The biopsychosocial model (Weise-Bjornstal et al., 1998) is a helpful lens through which to view injury, and can provide insight into techniques and interventions that can help you successfully walk the road to recovery. Injury touches every aspect of psychological functioning in some way. For example, the way you perceive and think about your injury will affect your mood and motivation throughout the rehabilitation process, which will impact how you choose to spend your energy and attention, resulting in either a successful or unsuccessful outcome.
- Goal adjustment (“There go my plans to run that 10k”)
- Pressure (“I have to get back as soon as possible”)
- Perceptions of challenges (“My PT says that balancing on one foot is a huge step, but seriously? I still have so much farther to go”)
- Catastrophizing (“I’ll never get back to the level I was performing at before”)
Grief cycle (denial, depression, anger, etc.)
Fear of reinjury/return (which can lead to cautiousness and/or favoring the “good limb” and putting it at more at risk for overuse/injury)
Exercise dependence (or on the flip side, a lack of motivation to stick to PT)
So now what? How does knowing all of this help? Well, recognizing that the way you think and feel about your injury can impact your subsequent behaviors and resulting outcomes offers an opening for intervention.
Psychological Recovery Hacks
- Healing imagery: Just like you might imagine a movement or skill before you perform it to increase confidence and mentally “rehearse” what you’re about to do, studies show that healing imagery can be very helpful in the recovery process. Benefits include improved mood, decreased pain, decreased anxiety, improved immune response, etc. (Dworsky & Krane, 2018). HOW TO DO IT: Take a few deep breaths in a quiet, comfortable environment. Imagine swelling leaving the injured area, ligaments fusing strong as steel, bones healing, red pain being replaced with cooling green energy, etc.

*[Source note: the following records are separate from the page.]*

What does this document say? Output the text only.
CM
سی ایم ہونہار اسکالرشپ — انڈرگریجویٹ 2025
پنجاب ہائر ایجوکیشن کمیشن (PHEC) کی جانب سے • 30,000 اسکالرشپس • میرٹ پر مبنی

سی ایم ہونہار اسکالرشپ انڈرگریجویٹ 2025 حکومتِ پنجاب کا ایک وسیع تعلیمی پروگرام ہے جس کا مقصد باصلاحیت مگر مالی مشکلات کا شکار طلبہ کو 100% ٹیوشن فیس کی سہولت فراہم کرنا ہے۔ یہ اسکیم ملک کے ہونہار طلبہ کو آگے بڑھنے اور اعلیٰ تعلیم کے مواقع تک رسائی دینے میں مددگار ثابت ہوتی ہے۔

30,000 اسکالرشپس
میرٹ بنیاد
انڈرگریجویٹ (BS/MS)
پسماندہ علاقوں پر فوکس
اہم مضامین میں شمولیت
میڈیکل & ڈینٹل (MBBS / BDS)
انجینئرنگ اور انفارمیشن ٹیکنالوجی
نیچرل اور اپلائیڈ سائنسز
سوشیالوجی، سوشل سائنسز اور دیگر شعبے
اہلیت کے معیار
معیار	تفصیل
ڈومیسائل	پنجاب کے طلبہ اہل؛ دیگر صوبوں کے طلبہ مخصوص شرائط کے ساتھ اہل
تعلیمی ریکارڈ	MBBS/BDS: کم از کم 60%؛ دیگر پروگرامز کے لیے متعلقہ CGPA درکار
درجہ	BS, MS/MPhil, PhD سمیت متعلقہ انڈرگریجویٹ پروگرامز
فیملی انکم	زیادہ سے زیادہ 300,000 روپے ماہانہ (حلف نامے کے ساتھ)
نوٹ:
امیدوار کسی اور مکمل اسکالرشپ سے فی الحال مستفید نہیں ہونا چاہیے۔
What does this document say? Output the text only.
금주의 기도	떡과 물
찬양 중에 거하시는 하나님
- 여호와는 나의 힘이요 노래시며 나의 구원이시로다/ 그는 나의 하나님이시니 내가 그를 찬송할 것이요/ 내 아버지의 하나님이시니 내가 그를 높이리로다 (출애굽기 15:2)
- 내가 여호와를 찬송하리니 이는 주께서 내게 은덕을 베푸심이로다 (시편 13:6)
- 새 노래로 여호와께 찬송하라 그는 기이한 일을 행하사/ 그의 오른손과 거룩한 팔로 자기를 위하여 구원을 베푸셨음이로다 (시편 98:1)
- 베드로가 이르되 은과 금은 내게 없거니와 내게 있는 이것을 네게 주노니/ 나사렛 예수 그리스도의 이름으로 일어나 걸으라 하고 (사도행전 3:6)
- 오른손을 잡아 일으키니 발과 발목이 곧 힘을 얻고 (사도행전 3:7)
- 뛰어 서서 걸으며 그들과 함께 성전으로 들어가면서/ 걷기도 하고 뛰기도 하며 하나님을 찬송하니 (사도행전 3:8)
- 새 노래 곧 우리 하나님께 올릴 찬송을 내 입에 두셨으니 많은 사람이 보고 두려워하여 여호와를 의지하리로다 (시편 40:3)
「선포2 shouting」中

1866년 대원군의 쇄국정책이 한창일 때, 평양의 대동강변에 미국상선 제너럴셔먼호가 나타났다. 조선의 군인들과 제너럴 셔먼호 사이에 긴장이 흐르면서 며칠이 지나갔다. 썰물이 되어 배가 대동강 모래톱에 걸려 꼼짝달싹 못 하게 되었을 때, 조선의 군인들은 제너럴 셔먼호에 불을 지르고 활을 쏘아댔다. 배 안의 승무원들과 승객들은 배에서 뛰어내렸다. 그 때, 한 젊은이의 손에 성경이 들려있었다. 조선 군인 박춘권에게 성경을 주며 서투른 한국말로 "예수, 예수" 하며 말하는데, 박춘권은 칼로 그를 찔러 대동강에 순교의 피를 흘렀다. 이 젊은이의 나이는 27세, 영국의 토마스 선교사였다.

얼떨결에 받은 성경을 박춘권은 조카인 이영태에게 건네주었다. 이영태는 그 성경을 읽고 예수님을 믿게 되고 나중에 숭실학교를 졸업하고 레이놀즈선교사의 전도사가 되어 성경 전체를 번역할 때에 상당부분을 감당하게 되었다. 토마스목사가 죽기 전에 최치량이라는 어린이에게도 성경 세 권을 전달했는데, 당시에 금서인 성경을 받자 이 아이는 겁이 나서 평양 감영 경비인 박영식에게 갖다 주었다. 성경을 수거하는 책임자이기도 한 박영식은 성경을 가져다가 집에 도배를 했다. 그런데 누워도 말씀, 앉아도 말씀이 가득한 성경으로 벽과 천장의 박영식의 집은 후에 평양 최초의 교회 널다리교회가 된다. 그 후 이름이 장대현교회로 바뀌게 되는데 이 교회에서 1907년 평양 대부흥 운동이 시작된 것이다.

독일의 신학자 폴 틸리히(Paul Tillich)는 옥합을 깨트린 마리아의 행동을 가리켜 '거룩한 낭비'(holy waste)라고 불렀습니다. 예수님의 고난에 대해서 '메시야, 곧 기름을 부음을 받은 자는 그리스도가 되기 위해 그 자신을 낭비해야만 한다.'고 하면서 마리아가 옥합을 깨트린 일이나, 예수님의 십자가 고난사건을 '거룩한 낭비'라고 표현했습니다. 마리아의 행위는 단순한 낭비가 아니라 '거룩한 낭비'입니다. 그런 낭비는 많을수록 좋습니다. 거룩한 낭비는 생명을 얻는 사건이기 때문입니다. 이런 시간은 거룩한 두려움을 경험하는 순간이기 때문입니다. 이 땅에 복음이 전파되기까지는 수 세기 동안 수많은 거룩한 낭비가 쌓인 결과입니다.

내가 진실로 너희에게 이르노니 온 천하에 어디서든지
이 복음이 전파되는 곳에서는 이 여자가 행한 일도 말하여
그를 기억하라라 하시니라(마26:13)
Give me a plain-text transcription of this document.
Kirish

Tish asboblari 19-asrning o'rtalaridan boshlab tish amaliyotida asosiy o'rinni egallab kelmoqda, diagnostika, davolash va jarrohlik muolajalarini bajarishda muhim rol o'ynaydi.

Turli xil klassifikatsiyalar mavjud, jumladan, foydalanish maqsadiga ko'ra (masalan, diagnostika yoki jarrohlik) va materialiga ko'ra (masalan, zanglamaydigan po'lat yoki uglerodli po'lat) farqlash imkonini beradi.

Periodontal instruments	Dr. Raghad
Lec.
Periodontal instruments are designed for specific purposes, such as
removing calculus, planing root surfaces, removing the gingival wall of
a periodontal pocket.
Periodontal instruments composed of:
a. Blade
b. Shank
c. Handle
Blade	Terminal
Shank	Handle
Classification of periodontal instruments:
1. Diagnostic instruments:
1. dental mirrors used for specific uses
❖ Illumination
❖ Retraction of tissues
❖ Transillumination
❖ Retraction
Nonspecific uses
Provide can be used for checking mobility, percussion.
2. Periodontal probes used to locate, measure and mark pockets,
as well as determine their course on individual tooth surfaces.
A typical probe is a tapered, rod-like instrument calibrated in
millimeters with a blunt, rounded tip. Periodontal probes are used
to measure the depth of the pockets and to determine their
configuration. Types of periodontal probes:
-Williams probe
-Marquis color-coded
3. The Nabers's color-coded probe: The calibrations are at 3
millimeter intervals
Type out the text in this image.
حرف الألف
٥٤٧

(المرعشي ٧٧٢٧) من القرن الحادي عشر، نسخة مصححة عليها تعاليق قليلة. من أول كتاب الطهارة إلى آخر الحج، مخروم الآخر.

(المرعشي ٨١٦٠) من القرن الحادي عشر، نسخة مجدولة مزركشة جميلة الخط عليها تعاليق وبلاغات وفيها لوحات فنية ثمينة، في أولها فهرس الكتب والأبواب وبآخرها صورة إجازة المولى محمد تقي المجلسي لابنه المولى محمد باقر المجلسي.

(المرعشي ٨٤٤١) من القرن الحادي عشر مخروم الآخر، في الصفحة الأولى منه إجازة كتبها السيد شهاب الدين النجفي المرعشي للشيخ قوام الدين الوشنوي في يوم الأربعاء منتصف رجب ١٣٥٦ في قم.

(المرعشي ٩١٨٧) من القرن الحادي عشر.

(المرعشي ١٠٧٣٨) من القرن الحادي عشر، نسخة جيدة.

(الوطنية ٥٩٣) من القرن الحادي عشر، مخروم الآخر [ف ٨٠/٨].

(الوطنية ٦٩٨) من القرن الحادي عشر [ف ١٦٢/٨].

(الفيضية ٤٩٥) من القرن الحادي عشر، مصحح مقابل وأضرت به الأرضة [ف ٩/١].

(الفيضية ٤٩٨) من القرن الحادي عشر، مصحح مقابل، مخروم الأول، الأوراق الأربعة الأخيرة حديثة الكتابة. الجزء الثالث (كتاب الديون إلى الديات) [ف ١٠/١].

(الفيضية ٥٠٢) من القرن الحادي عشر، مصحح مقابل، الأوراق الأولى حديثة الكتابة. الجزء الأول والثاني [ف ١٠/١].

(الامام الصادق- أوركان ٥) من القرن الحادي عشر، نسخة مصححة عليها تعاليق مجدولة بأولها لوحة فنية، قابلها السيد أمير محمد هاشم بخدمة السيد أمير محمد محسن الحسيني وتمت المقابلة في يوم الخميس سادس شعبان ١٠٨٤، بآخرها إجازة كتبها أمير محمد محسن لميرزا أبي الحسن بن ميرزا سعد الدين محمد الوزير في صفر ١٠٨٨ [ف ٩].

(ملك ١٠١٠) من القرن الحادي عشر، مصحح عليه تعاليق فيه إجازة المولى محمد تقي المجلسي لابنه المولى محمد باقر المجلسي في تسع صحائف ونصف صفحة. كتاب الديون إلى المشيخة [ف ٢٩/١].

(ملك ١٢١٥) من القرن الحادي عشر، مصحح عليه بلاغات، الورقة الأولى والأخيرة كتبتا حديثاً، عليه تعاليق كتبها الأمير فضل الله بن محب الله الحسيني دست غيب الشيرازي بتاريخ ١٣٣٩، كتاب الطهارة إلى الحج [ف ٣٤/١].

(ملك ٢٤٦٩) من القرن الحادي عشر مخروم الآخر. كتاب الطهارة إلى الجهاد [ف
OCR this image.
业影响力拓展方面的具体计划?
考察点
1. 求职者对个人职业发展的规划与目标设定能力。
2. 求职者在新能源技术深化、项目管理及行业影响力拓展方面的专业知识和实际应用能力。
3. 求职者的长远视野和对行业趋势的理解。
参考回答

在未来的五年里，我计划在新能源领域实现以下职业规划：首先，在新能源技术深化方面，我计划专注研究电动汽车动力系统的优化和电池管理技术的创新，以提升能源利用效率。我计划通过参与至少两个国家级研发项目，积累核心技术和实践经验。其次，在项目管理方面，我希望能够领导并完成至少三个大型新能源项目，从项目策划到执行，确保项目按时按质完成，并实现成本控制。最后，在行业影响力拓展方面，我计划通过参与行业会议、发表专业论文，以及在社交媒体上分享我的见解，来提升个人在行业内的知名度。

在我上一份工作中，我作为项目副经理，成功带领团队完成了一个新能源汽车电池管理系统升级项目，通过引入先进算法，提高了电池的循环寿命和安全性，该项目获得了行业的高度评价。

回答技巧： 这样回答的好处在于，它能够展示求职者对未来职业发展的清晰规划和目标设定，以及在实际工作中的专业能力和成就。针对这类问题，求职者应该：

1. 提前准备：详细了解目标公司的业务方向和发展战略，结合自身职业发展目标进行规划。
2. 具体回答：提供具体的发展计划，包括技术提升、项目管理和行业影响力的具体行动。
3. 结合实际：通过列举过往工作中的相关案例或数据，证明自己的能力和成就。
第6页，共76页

- Breathing: Injury puts a lot of stress on the body, sending your system into “fight or flight,” with increased heart rate, muscle tension, etc. Diaphragmatic breathing is a self-regulation tool that will boost the immune system, reduce anxiety, enhance focus, and decrease stress (Moss & Shaffer, 2007). HOW TO DO IT: Place your hand on your belly, and slowly inhale, counting to 4 seconds. As you inhale, your belly should expand/rise. Pause for a moment at the top of the inhale, then slowly exhale, deflating the belly, and counting to 6. The longer exhale engages the parasympathetic nervous system, counteracting the “fight or flight” response.
- Meditation: If you find yourself ruminating on negative, unhelpful thoughts, train your focus through meditation. Meditation teaches the ability to refocus attention when the mind inevitably drifts. HOW TO DO IT: Apps like Headspace can guide you through specifically tailored meditations, with 1 minute refocus meditations to longer, deeper sessions. You can meditate anytime, anyplace, by simply choosing to put your focus and attention on something (i.e. sounds, your breath), and gently bringing your focus back whenever you find yourself distracted. How does this relate to injury? You’re doing PT, find yourself riddled with negative thinking, take a deep breath, and choose to refocus your attention on the task at hand.
No doubt, injury is a tough break. However, by focusing your attention on what you can do instead of what you cannot do will help you feel more in control of the recovery process, more motivated to put in the physical recovery work, and will increase your chances of a strong, confident, and healthy return.
Biopsychosocial Model of Injury:
Weise-Bjornstal DM, Smith AM, Shaffer SM, Morrey MA. An Integrated Model of Response to Sport Injury: Psychological and Sociological Dynamics. J Appl Sport Psychol. 1998;10(1):46-69.
Dworsky, D., & Krane, V. (2018). Using the Mind to Heal the Body: Imagery for Injury Rehabilitation. https://appliedsportpsych.org/resources/injury-rehabilitation/using-the-mind-to-heal-the-body-imagery-for-injury-rehabilitation/
Heart Rate Variability:
Moss, D. & Shaffer, F. (2007). Psycholophysiology & General Health Heart Rate Variability.